Right-wing media responded to Ford’s story with a mixture of dismissal and disdain. Some conservative pundits questioned whether she ought to be believed, and others contended that the assault -- even if it did occur -- was irrelevant to whether Kavanaugh should serve on the Supreme Court.

Laura Ingraham’s response, however, was particularly vile. The Fox host informed her radio show listeners on Monday that Ford’s story made her want to “throw up” because she was disturbed by the “rank unfairness” to Kavanaugh. She launched repeated and vicious attacks against Ford, suggested contacting Ford's “former boyfriends,” attempted to spin the accusations into evidence of society’s unfair treatment of men, and claimed that Democrats had planned the timing of the accusations. Here are some of her most repugnant responses:

1. Ingraham suggested that a history of sexual assault is not relevant to a judge serving on the Supreme Court (where major decisions about women's lives and rights are made), asking, “How is it relevant to whether he is qualified to sit on the Supreme Court?”

2. She compared the current situation to law professor Anita Hill’s accusations against Supreme Court Justice Clarence Thomas in 1991, claiming that Democrats “wanted this to come out right before the vote ... just like they did with Justice Thomas. They had to wait until the last minute ... They wanted this to derail his nomination.”

3. She tried to reframe Ford’s story and make it about men, telling listeners: “This could happen to any of you -- let's focus on men for a moment -- any of your sons, any of your brothers, any of your uncles.” Ingraham further argued that the story demonstrates that it’s a “very precarious place to be as a man today -- very, at every level. It's so unfair.”

4. Ingraham tweeted out “10 Reasons to Question the Veracity of Kavanaugh's Accuser.”

5. She viciously lashed out at Ford for not speaking publicly about her story in the past, telling listeners, “Apparently, this accuser was fine with leaving Brett Kavanaugh on the second highest court of the land. She had repressed her memory supposedly until 2012, but was OK with leaving him with three law clerks, interns, all the other women who work at the court, the second highest court of the land. That was OK. That was all right.”

6. She dismissed Ford as “a partisan,” and claimed Ford’s coming forward with her story is “an unfair process -- it’s unfair to him, his family, and, frankly, to this nation.”

7. She claimed Ford’s story is “not about fairness, it’s not about the process,” but it is instead part of a “blood sport” played by Democrats to destroy the judge.

8. She hosted two Kavanaugh backers who signed a letter of support for him and asked what Ford’s “reputation” had been in high school. She then suggested that Ford’s “former boyfriends” should be contacted.

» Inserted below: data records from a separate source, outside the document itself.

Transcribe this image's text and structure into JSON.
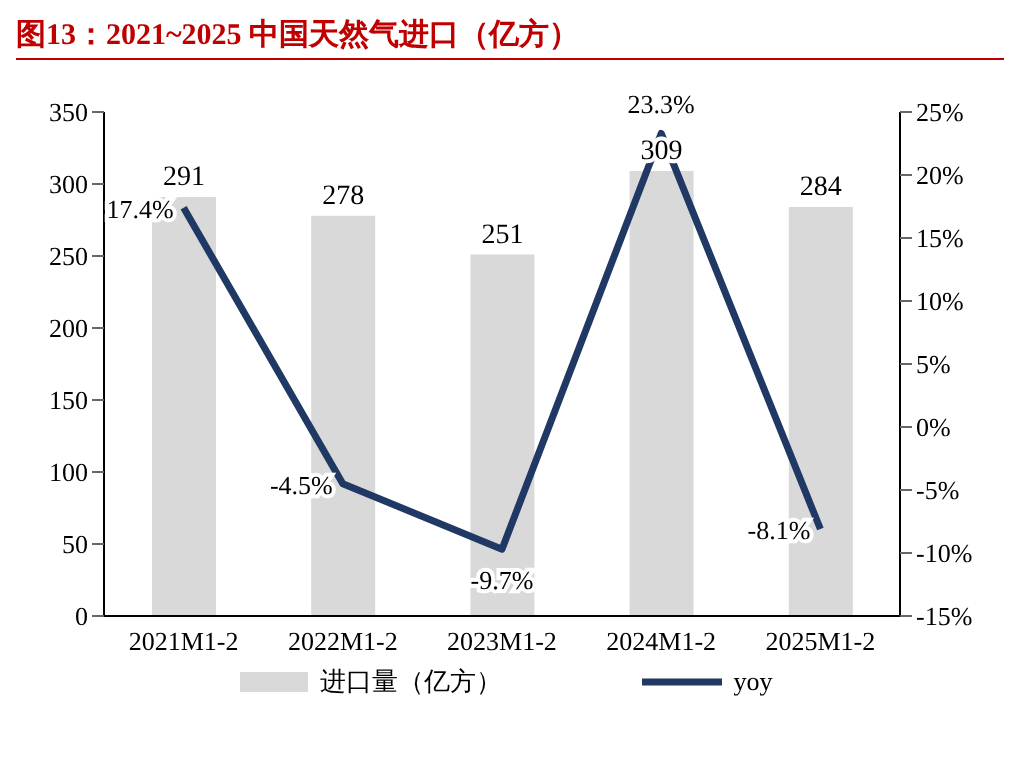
{
  "chart_data": {
    "type": "bar",
    "title": "图13：2021~2025 中国天然气进口（亿方）",
    "categories": [
      "2021M1-2",
      "2022M1-2",
      "2023M1-2",
      "2024M1-2",
      "2025M1-2"
    ],
    "series": [
      {
        "name": "进口量（亿方）",
        "color": "#d9d9d9",
        "values": [
          291,
          278,
          251,
          309,
          284
        ],
        "value_labels": [
          "291",
          "278",
          "251",
          "309",
          "284"
        ]
      },
      {
        "name": "yoy",
        "type": "line",
        "axis": "y2",
        "color": "#1f3864",
        "values": [
          17.4,
          -4.5,
          -9.7,
          23.3,
          -8.1
        ],
        "value_labels": [
          "17.4%",
          "-4.5%",
          "-9.7%",
          "23.3%",
          "-8.1%"
        ]
      }
    ],
    "ylim": [
      0,
      350
    ],
    "yticks": [
      0,
      50,
      100,
      150,
      200,
      250,
      300,
      350
    ],
    "y2lim": [
      -15,
      25
    ],
    "y2ticks": [
      {
        "value": -15,
        "label": "-15%"
      },
      {
        "value": -10,
        "label": "-10%"
      },
      {
        "value": -5,
        "label": "-5%"
      },
      {
        "value": 0,
        "label": "0%"
      },
      {
        "value": 5,
        "label": "5%"
      },
      {
        "value": 10,
        "label": "10%"
      },
      {
        "value": 15,
        "label": "15%"
      },
      {
        "value": 20,
        "label": "20%"
      },
      {
        "value": 25,
        "label": "25%"
      }
    ],
    "grid": false,
    "legend": "bottom",
    "marker": "none",
    "line_style": "solid"
  }
}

9. Ingraham tweeted a link to a website run by a conspiracy theorist to suggest that Ford might have a grudge against Kavanaugh because of a 1996 court case that Kavanaugh’s mother presided over involving Ford’s parents.  

Ingraham has a long and disturbing history of minimizing sexual harassment and assault, and of blaming and shaming survivors. She often chooses to focus her coverage of sexual misconduct on perceived inconvenience for men, rather than the consequences for women. Her responses to Ford’s story, though not surprising given her history, are immensely reprehensible and dangerous, and they directly contribute to why survivors don’t come forward.